Tous les gens du bourg s'étant rassemblés autour du feu de joie, M. le curé leur dit:

«Voyez-vous, mes amis, je brûle les livres et les images de ce brave garçon, qui me laisse faire, parce
que je lui ai dit que c'était offenser Dieu que de vendre des choses pareilles; et pourtant c'est là tout son
avoir.»

                              M. le curé va quêter avec le colporteur.

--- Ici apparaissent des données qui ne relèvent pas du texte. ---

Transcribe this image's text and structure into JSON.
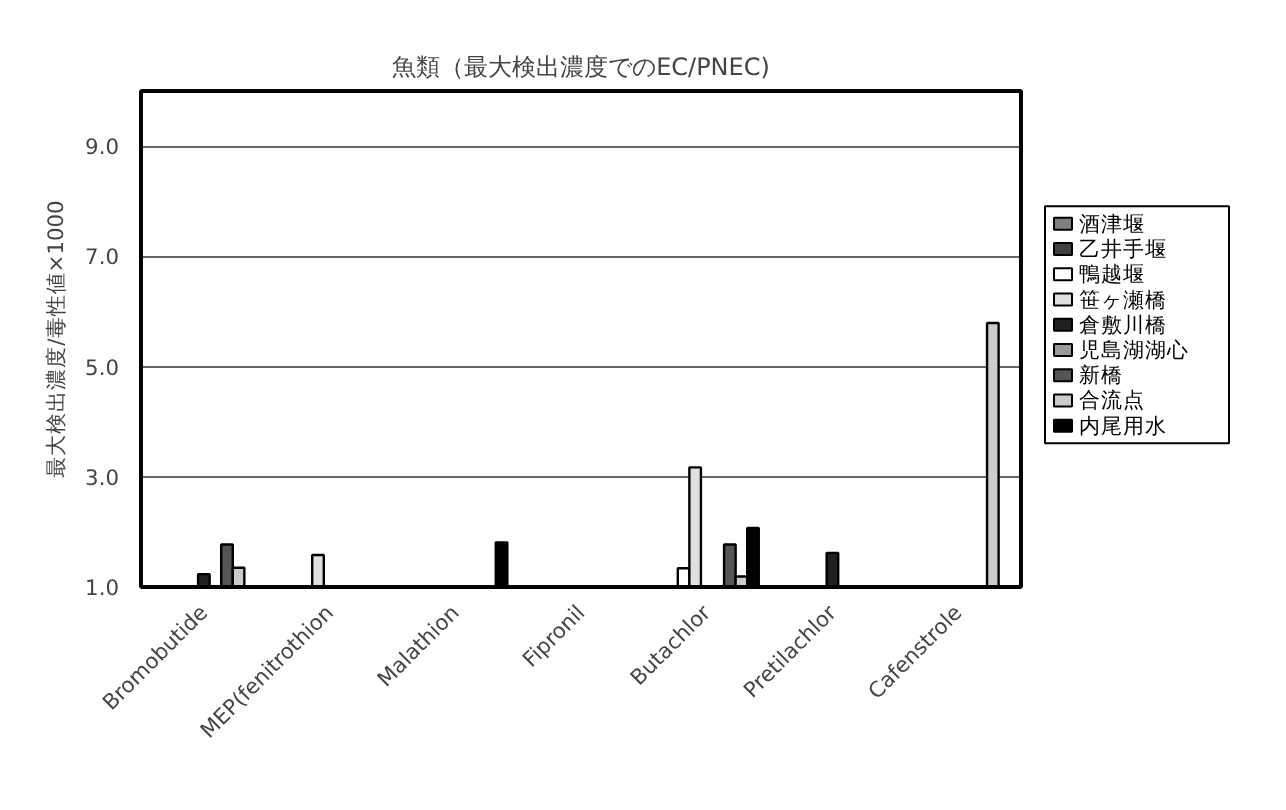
{
  "chart_data": {
    "type": "bar",
    "title": "魚類（最大検出濃度でのEC/PNEC)",
    "ylabel": "最大検出濃度/毒性値×1000",
    "categories": [
      "Bromobutide",
      "MEP(fenitrothion",
      "Malathion",
      "Fipronil",
      "Butachlor",
      "Pretilachlor",
      "Cafenstrole"
    ],
    "series": [
      {
        "name": "酒津堰",
        "color": "#808080",
        "values": [
          null,
          null,
          null,
          null,
          null,
          null,
          null
        ]
      },
      {
        "name": "乙井手堰",
        "color": "#404040",
        "values": [
          null,
          null,
          null,
          null,
          null,
          null,
          null
        ]
      },
      {
        "name": "鴨越堰",
        "color": "#ffffff",
        "values": [
          null,
          null,
          null,
          null,
          1.34,
          null,
          null
        ]
      },
      {
        "name": "笹ヶ瀬橋",
        "color": "#e0e0e0",
        "values": [
          null,
          1.58,
          null,
          null,
          3.17,
          null,
          null
        ]
      },
      {
        "name": "倉敷川橋",
        "color": "#202020",
        "values": [
          1.23,
          null,
          null,
          null,
          null,
          1.62,
          null
        ]
      },
      {
        "name": "児島湖湖心",
        "color": "#999999",
        "values": [
          null,
          null,
          null,
          null,
          null,
          null,
          null
        ]
      },
      {
        "name": "新橋",
        "color": "#555555",
        "values": [
          1.77,
          null,
          null,
          null,
          1.77,
          null,
          null
        ]
      },
      {
        "name": "合流点",
        "color": "#cccccc",
        "values": [
          1.35,
          null,
          null,
          null,
          1.19,
          null,
          5.79
        ]
      },
      {
        "name": "内尾用水",
        "color": "#000000",
        "values": [
          null,
          null,
          1.81,
          null,
          2.07,
          null,
          null
        ]
      }
    ],
    "ylim": [
      1,
      10
    ],
    "yticks": [
      {
        "value": 1,
        "label": "1.0"
      },
      {
        "value": 3,
        "label": "3.0"
      },
      {
        "value": 5,
        "label": "5.0"
      },
      {
        "value": 7,
        "label": "7.0"
      },
      {
        "value": 9,
        "label": "9.0"
      }
    ],
    "grid": "y",
    "legend": "right"
  }
}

Deux jours après, le petit marchand, étant assez fort pour sortir, pria Jeanne de le mener à la messe.
Quand elle fut finie, M. le curé lui demanda s'il pourrait venir avec lui quêter dans le village; le
marchand lui dit qu'il croyait bien en avoir la force; il retourna déjeuner au Grand-Bail, et à midi M. le
curé vint l'y prendre.

«Monsieur le curé, c'est moi qui veux étrenner votre bourse, dit maître Tixier.

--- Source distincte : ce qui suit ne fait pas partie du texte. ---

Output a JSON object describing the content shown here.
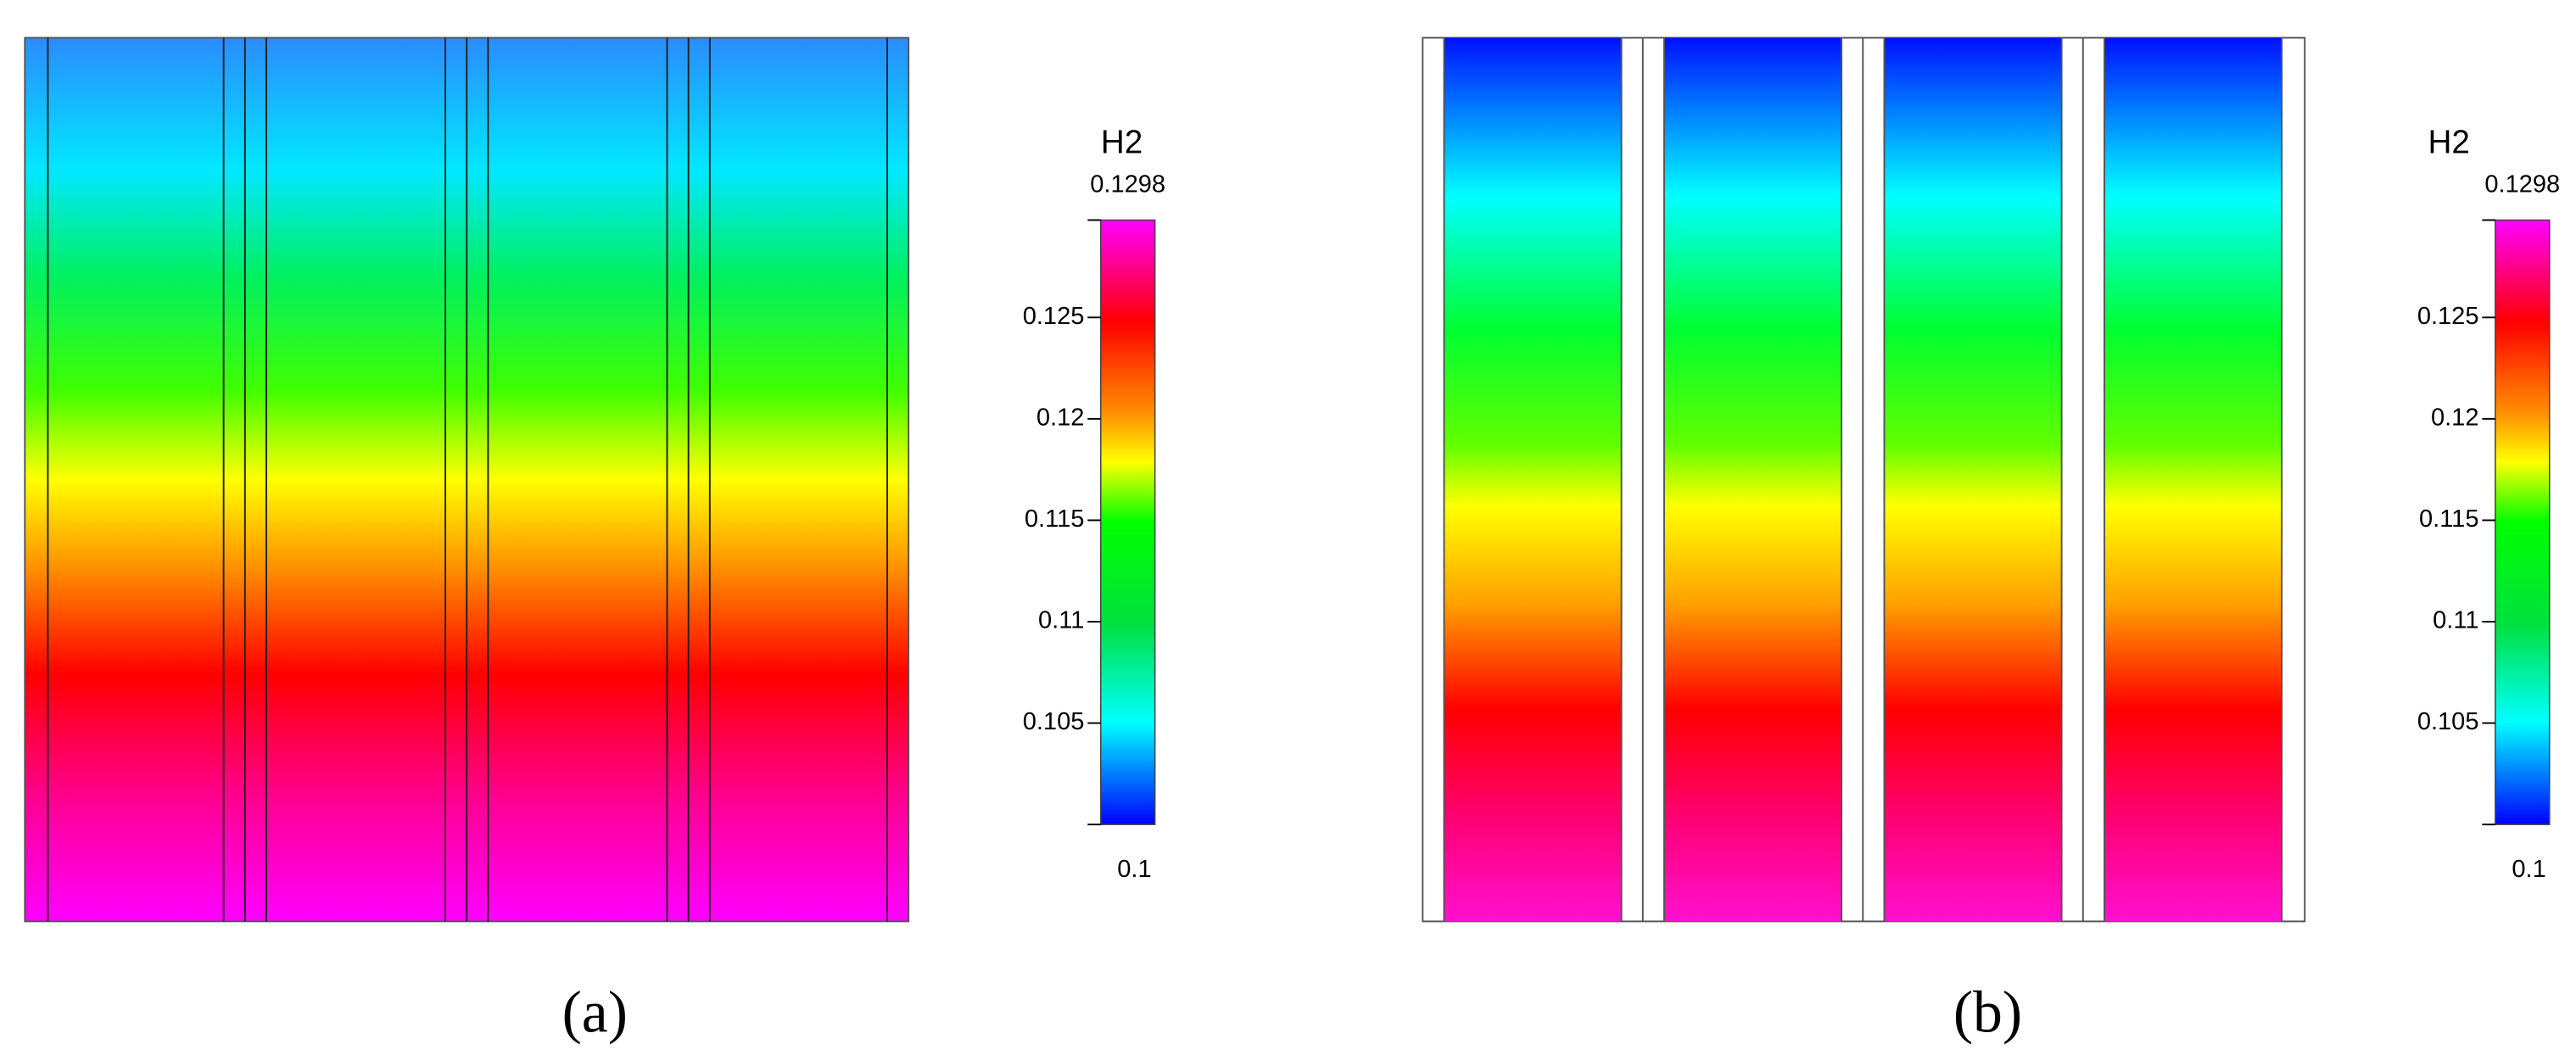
{
  "panels": [
    {
      "caption": "(a)",
      "colorbar": {
        "title": "H2",
        "max": 0.1298,
        "min": 0.1,
        "ticks": [
          0.125,
          0.12,
          0.115,
          0.11,
          0.105
        ]
      }
    },
    {
      "caption": "(b)",
      "colorbar": {
        "title": "H2",
        "max": 0.1298,
        "min": 0.1,
        "ticks": [
          0.125,
          0.12,
          0.115,
          0.11,
          0.105
        ]
      }
    }
  ]
}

--Ce n'est pas juste, s'écria le colporteur, ce serait bien plutôt à moi de vous donner de l'argent.

--Apprends, jeune homme, que nous n'avons jamais fait payer les gens qui mangent à notre table, et
qu'il y a chez nous du pain pour tous ceux qui en demandent. Voilà ma pièce de deux francs.»

Les trois filles de Tixier donnèrent chacune une pièce de cinquante centimes, et Jeanne, ainsi que
grand Louis, une d'un franc.

«Mon Dieu! que vous êtes donc tous généreux!» dit le colporteur.

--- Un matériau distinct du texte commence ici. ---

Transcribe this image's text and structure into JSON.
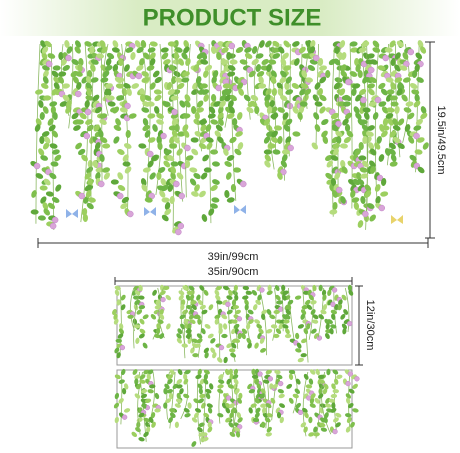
{
  "header": {
    "title": "PRODUCT SIZE"
  },
  "large_decal": {
    "width_label": "39in/99cm",
    "height_label": "19.5in/49.5cm"
  },
  "small_decal": {
    "width_label": "35in/90cm",
    "height_label": "12in/30cm"
  }
}
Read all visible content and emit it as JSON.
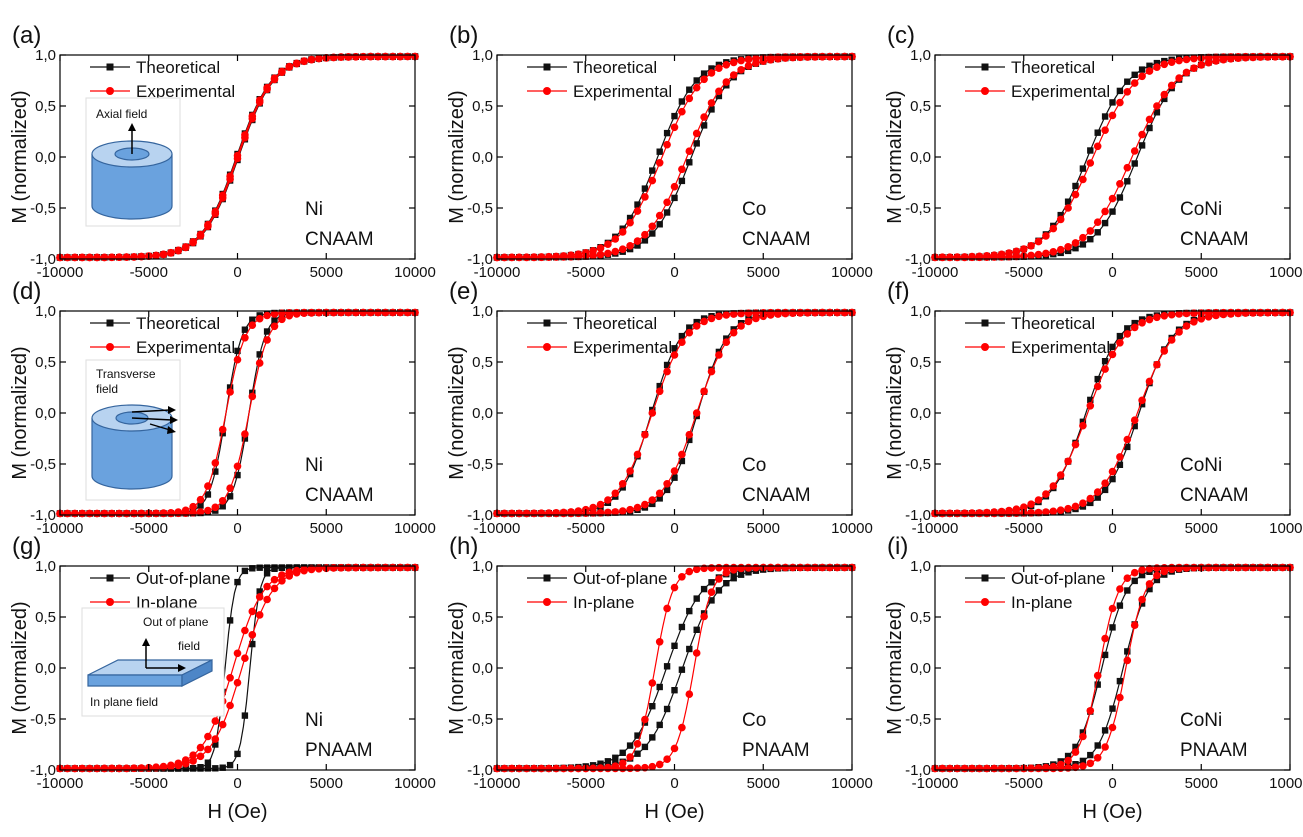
{
  "figure": {
    "xlabel": "H (Oe)",
    "ylabel": "M (normalized)"
  },
  "colors": {
    "theory": "#111111",
    "experiment": "#ff0000"
  },
  "insets": {
    "axial": "Axial field",
    "transverse_1": "Transverse",
    "transverse_2": "field",
    "oop_1": "Out of plane",
    "oop_2": "field",
    "ip": "In plane field"
  },
  "chart_data": [
    {
      "type": "line",
      "panel": "(a)",
      "material": "Ni",
      "template": "CNAAM",
      "series": [
        {
          "name": "Theoretical",
          "coercivity": 60,
          "width": 2000
        },
        {
          "name": "Experimental",
          "coercivity": 30,
          "width": 2000
        }
      ],
      "xlim": [
        -10000,
        10000
      ],
      "ylim": [
        -1,
        1
      ],
      "xticks": [
        "-10000",
        "-5000",
        "0",
        "5000",
        "10000"
      ],
      "yticks": [
        "1,0",
        "0,5",
        "0,0",
        "-0,5",
        "-1,0"
      ],
      "xlabel": "",
      "ylabel": "M (normalized)",
      "grid": false,
      "legend": "top-left"
    },
    {
      "type": "line",
      "panel": "(b)",
      "material": "Co",
      "template": "CNAAM",
      "series": [
        {
          "name": "Theoretical",
          "coercivity": 950,
          "width": 2200
        },
        {
          "name": "Experimental",
          "coercivity": 700,
          "width": 2300
        }
      ],
      "xlim": [
        -10000,
        10000
      ],
      "ylim": [
        -1,
        1
      ],
      "xticks": [
        "-10000",
        "-5000",
        "0",
        "5000",
        "10000"
      ],
      "yticks": [
        "1,0",
        "0,5",
        "0,0",
        "-0,5",
        "-1,0"
      ],
      "xlabel": "",
      "ylabel": "M (normalized)",
      "grid": false,
      "legend": "top-left"
    },
    {
      "type": "line",
      "panel": "(c)",
      "material": "CoNi",
      "template": "CNAAM",
      "series": [
        {
          "name": "Theoretical",
          "coercivity": 1400,
          "width": 2300
        },
        {
          "name": "Experimental",
          "coercivity": 1100,
          "width": 2500
        }
      ],
      "xlim": [
        -10000,
        10000
      ],
      "ylim": [
        -1,
        1
      ],
      "xticks": [
        "-10000",
        "-5000",
        "0",
        "5000",
        "10000"
      ],
      "yticks": [
        "1,0",
        "0,5",
        "0,0",
        "-0,5",
        "-1,0"
      ],
      "xlabel": "",
      "ylabel": "M (normalized)",
      "grid": false,
      "legend": "top-left"
    },
    {
      "type": "line",
      "panel": "(d)",
      "material": "Ni",
      "template": "CNAAM",
      "series": [
        {
          "name": "Theoretical",
          "coercivity": 650,
          "width": 900
        },
        {
          "name": "Experimental",
          "coercivity": 650,
          "width": 1100
        }
      ],
      "xlim": [
        -10000,
        10000
      ],
      "ylim": [
        -1,
        1
      ],
      "xticks": [
        "-10000",
        "-5000",
        "0",
        "5000",
        "10000"
      ],
      "yticks": [
        "1,0",
        "0,5",
        "0,0",
        "-0,5",
        "-1,0"
      ],
      "xlabel": "",
      "ylabel": "M (normalized)",
      "grid": false,
      "legend": "top-left"
    },
    {
      "type": "line",
      "panel": "(e)",
      "material": "Co",
      "template": "CNAAM",
      "series": [
        {
          "name": "Theoretical",
          "coercivity": 1300,
          "width": 1700
        },
        {
          "name": "Experimental",
          "coercivity": 1250,
          "width": 1900
        }
      ],
      "xlim": [
        -10000,
        10000
      ],
      "ylim": [
        -1,
        1
      ],
      "xticks": [
        "-10000",
        "-5000",
        "0",
        "5000",
        "10000"
      ],
      "yticks": [
        "1,0",
        "0,5",
        "0,0",
        "-0,5",
        "-1,0"
      ],
      "xlabel": "",
      "ylabel": "M (normalized)",
      "grid": false,
      "legend": "top-left"
    },
    {
      "type": "line",
      "panel": "(f)",
      "material": "CoNi",
      "template": "CNAAM",
      "series": [
        {
          "name": "Theoretical",
          "coercivity": 1500,
          "width": 1900
        },
        {
          "name": "Experimental",
          "coercivity": 1400,
          "width": 2100
        }
      ],
      "xlim": [
        -10000,
        10000
      ],
      "ylim": [
        -1,
        1
      ],
      "xticks": [
        "-10000",
        "-5000",
        "0",
        "5000",
        "10000"
      ],
      "yticks": [
        "1,0",
        "0,5",
        "0,0",
        "-0,5",
        "-1,0"
      ],
      "xlabel": "",
      "ylabel": "M (normalized)",
      "grid": false,
      "legend": "top-left"
    },
    {
      "type": "line",
      "panel": "(g)",
      "material": "Ni",
      "template": "PNAAM",
      "series": [
        {
          "name": "Out-of-plane",
          "coercivity": 700,
          "width": 550
        },
        {
          "name": "In-plane",
          "coercivity": 250,
          "width": 1700
        }
      ],
      "xlim": [
        -10000,
        10000
      ],
      "ylim": [
        -1,
        1
      ],
      "xticks": [
        "-10000",
        "-5000",
        "0",
        "5000",
        "10000"
      ],
      "yticks": [
        "1,0",
        "0,5",
        "0,0",
        "-0,5",
        "-1,0"
      ],
      "xlabel": "H (Oe)",
      "ylabel": "M (normalized)",
      "grid": false,
      "legend": "top-left"
    },
    {
      "type": "line",
      "panel": "(h)",
      "material": "Co",
      "template": "PNAAM",
      "series": [
        {
          "name": "Out-of-plane",
          "coercivity": 450,
          "width": 2000
        },
        {
          "name": "In-plane",
          "coercivity": 1100,
          "width": 1000
        }
      ],
      "xlim": [
        -10000,
        10000
      ],
      "ylim": [
        -1,
        1
      ],
      "xticks": [
        "-10000",
        "-5000",
        "0",
        "5000",
        "10000"
      ],
      "yticks": [
        "1,0",
        "0,5",
        "0,0",
        "-0,5",
        "-1,0"
      ],
      "xlabel": "H (Oe)",
      "ylabel": "M (normalized)",
      "grid": false,
      "legend": "top-left"
    },
    {
      "type": "line",
      "panel": "(i)",
      "material": "CoNi",
      "template": "PNAAM",
      "series": [
        {
          "name": "Out-of-plane",
          "coercivity": 600,
          "width": 1400
        },
        {
          "name": "In-plane",
          "coercivity": 750,
          "width": 1100
        }
      ],
      "xlim": [
        -10000,
        10000
      ],
      "ylim": [
        -1,
        1
      ],
      "xticks": [
        "-10000",
        "-5000",
        "0",
        "5000",
        "10000"
      ],
      "yticks": [
        "1,0",
        "0,5",
        "0,0",
        "-0,5",
        "-1,0"
      ],
      "xlabel": "H (Oe)",
      "ylabel": "M (normalized)",
      "grid": false,
      "legend": "top-left"
    }
  ]
}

M. le curé emmena le jeune marchand dans le bourg. En entrant dans chaque maison, il disait:

«Voilà un garçon dont j'ai brûlé toute la marchandise; il y en avait pour cinquante francs, et je ne suis
pas assez riche pour les lui rendre; je ne puis lui en donner que dix. Aidez-moi, mes braves gens, à
finir la somme; quelque peu que vous me donniez, je vous en saurai bon gré. Le mérite de l'aumône ne
se mesure pas à son importance, mais au bon coeur qui la fait.»

Et chacun donnait selon son pouvoir. M. le curé remerciait ceux qui donnaient peu comme ceux qui
donnaient beaucoup, car il savait bien que chacun avait fait tout ce qu'il pouvait. Ils finirent leur
tournée par la maison de Mme Dumont. Cette dame avait su par Jeanne l'accident arrivé au colporteur,
et lui avait envoyé du bouillon et du vin vieux pendant sa maladie. Chacun dans la maison lui donna
cinq francs, et, comme ils étaient cinq, cela fit vingt-cinq francs.

                               Le colporteur compte ce qu'il a reçu.

A leur retour au Grand-Bail, M. le curé vida la bourse sur un coffre, et dit au jeune homme de compter
ce qu'on leur avait donné; il trouva, tant en sous qu'en petites pièces, trente-deux francs soixante-
quinze centimes, ce qui, avec les vingt-cinq francs de Mme Dumont, faisait cinquante-sept francs
soixante-quinze centimes.

«Vous voilà riche, mon enfant, dit joyeusement le curé en mettant ses dix francs sur le tas d'argent; je
vous l'avais bien dit, que mes paroissiens ne me laisseraient pas dans l'embarras!